“You can [pole] dance for me, but I don’t know how I feel about other people seeing you.” – those who’ve attempted to police my body & squander my divinity.
I don’t write about my interpersonal relationships problems for all the world. This, however, is an exception. More than one person has dare utter these words to me. I must address this before the madness continues. I feel confident that I write this, not just on my behalf, but also for the badass pole dancers, “exotic dancers” (still don’t really know what that means), strippers, burlesque performers, etc., who feel the same.
Dear Past Misogynistic Lovers,
My first response to this comment is an infuriated and righteously ratchet fuck you. How dare you have the audacity to part your lips and say some sexist bullshit like that.
I know that this is exactly how misogyny works, it seeps into places we don’t even realize. We live in a rape culture that nearly seems to celebrate the numbing violence against women, the constant critiquing & policing of feminine bodies. I get it, most of the images of brown feminine bodies, are battered or objectified to obtain the (usually male) gaze. But, you, you are supposed on my team, someone who has began the process of unlearning the pedagogy of the rape culture we live in.
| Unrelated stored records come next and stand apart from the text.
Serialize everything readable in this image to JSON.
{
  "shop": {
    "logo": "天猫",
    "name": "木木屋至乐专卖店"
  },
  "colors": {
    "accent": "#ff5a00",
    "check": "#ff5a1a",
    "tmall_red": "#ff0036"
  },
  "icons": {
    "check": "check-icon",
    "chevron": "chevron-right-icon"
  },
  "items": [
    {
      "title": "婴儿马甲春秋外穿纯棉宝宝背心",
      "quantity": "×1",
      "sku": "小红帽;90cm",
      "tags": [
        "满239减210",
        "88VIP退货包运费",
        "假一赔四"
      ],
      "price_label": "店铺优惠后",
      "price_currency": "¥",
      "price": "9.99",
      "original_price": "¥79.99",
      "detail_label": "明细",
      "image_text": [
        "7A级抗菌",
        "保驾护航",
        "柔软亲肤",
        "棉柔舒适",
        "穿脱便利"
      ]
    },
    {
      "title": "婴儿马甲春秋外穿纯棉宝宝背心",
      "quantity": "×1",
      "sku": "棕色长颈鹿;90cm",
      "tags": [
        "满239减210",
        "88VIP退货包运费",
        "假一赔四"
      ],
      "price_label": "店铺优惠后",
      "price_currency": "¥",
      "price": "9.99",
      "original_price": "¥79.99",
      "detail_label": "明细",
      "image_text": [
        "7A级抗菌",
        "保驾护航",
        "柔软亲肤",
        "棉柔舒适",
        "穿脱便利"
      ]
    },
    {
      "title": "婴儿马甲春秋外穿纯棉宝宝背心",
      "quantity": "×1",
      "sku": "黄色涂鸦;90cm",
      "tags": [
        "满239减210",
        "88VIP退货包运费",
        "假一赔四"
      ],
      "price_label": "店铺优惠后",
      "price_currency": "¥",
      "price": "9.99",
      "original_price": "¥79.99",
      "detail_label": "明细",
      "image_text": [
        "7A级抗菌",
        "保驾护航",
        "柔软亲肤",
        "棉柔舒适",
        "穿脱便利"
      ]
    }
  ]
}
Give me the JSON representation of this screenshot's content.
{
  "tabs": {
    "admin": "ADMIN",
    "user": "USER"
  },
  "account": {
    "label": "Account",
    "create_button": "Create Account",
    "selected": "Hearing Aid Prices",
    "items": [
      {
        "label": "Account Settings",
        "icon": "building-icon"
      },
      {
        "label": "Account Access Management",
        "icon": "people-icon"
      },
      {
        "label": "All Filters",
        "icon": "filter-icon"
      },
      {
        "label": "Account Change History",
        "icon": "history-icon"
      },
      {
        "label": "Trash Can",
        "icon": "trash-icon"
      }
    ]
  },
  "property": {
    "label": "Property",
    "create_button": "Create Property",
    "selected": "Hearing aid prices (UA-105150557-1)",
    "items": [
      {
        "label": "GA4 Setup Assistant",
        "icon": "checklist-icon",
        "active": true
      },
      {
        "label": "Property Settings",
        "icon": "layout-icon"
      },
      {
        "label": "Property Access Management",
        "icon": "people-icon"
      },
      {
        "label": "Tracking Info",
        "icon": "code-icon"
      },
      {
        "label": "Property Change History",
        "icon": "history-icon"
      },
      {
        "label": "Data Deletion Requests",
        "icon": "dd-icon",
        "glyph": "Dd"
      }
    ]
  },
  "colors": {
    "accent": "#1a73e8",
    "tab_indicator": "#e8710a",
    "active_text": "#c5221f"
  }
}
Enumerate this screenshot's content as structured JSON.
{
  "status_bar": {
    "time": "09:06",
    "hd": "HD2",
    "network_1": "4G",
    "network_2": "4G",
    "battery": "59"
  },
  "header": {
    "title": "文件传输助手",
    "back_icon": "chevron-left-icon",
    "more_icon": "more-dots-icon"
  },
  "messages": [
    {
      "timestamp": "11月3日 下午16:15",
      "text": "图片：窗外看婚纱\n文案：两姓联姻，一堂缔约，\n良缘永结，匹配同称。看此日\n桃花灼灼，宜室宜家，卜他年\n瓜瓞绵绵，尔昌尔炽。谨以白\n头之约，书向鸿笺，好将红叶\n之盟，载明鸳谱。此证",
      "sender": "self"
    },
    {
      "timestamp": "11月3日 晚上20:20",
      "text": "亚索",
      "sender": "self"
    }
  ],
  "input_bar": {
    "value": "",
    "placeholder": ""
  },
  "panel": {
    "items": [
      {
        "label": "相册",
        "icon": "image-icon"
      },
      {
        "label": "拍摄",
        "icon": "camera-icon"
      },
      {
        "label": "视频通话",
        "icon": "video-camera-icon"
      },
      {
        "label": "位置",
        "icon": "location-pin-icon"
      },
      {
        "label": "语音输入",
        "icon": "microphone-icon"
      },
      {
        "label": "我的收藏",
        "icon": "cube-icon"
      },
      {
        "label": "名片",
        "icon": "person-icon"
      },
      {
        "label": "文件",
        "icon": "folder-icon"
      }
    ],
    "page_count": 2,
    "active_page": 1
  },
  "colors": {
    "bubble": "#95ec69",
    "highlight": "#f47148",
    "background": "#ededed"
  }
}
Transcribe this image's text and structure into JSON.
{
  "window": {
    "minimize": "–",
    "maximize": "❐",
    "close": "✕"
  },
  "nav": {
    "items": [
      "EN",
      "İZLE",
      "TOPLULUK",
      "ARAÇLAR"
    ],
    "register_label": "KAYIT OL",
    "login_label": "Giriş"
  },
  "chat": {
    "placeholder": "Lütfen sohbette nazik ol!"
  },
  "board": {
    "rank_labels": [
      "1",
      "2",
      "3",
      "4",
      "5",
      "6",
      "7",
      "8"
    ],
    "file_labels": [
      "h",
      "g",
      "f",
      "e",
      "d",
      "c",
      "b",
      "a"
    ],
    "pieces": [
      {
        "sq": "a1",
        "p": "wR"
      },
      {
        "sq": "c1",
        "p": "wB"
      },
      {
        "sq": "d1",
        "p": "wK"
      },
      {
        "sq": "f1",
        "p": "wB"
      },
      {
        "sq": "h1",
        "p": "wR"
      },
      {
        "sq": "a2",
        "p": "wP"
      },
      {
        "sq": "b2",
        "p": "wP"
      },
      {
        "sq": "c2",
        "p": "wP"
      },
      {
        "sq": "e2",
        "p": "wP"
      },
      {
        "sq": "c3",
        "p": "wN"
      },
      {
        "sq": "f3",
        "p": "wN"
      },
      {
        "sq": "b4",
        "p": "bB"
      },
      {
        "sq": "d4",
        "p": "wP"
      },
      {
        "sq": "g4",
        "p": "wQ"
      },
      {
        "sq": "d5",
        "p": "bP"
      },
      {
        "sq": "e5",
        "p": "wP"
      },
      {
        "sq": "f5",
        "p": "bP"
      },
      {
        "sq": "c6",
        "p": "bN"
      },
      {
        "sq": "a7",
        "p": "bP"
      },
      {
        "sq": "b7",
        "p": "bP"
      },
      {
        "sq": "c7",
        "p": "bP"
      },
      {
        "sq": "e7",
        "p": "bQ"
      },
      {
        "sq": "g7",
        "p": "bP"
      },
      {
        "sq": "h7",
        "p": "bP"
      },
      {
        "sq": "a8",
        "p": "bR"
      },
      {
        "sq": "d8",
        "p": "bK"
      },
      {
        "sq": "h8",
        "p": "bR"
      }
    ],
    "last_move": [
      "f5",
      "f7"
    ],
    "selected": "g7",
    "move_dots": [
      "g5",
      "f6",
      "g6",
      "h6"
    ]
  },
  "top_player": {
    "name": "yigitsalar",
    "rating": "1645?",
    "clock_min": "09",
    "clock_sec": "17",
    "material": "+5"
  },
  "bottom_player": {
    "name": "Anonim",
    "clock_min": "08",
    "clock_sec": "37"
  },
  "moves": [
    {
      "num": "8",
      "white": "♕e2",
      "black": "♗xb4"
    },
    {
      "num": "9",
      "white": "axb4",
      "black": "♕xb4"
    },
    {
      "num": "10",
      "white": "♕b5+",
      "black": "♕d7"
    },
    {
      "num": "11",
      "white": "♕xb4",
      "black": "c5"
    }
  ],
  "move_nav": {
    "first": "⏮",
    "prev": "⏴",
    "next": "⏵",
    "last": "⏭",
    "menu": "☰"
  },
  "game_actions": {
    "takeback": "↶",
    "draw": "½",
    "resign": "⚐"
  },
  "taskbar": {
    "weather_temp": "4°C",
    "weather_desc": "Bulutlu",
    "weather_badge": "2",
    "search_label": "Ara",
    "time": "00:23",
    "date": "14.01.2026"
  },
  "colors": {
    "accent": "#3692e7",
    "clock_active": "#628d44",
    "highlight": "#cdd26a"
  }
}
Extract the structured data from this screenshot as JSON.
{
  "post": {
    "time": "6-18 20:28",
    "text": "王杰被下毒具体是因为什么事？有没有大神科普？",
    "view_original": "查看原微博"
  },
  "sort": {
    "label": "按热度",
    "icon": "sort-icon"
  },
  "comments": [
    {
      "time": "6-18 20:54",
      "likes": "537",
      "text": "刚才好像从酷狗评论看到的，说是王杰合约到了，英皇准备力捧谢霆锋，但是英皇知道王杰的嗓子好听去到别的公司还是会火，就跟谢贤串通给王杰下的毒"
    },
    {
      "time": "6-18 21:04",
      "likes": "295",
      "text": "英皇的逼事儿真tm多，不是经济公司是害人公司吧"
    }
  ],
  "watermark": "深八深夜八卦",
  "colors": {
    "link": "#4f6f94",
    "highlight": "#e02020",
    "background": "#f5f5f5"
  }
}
Besides knowing that pole dance is something I love and work tirelessly at, dancing has healed me in ways unimaginable. When I dance; as a queer, black, survivor, woman, I dance in rebellion. To reclaim my body in a public space physically sends a message that I am not, nor will I ever be, defeated AND that is one of the most revolutionary things I can do. I dance in my divinity, with knowing that I am controller of the gaze that settles upon me. I am highly conscious about my movement. Through dance I connect with, affirm and encourage other QWOC, survivors in particular, that our bodies are STILL sacred, and powerful divine in every possible way. We are STILL here. How dare you even suggest at even taking this away?
This is why the idea that dancing for you only— and not in public spaces– is one of the most pompously enraging things one could suggest. This dance is not about me or you, but our shared community. I dance to be honest with myself, while also to mold new and authentic images of black feminine queer sensuality. Not just you, as if my vision were so limited. The sun does not just shine for you.
Your internal conflict about being attracted to me while also struggling to deal with how uncomfortable you feel by a woman who is so obviously in control of her body is just that, YOUR conflict, not mine.
I am writing this as a commitment to myself, to never involve myself with someone who is unable to honor me in most exalted state.
An Unbelievably Proud Pole Dancer
In contrast to this, I want to extend a hugggeeee thank you to all of my friends and family who have been supportive of me during this last year since I’m begun my pole performance artistry. An extra special thank you Will, Chelsea & Noeila who came and supported me at my first performance. And you too, Myleah who came & tickets were sold out. You support has not gone unnoticed.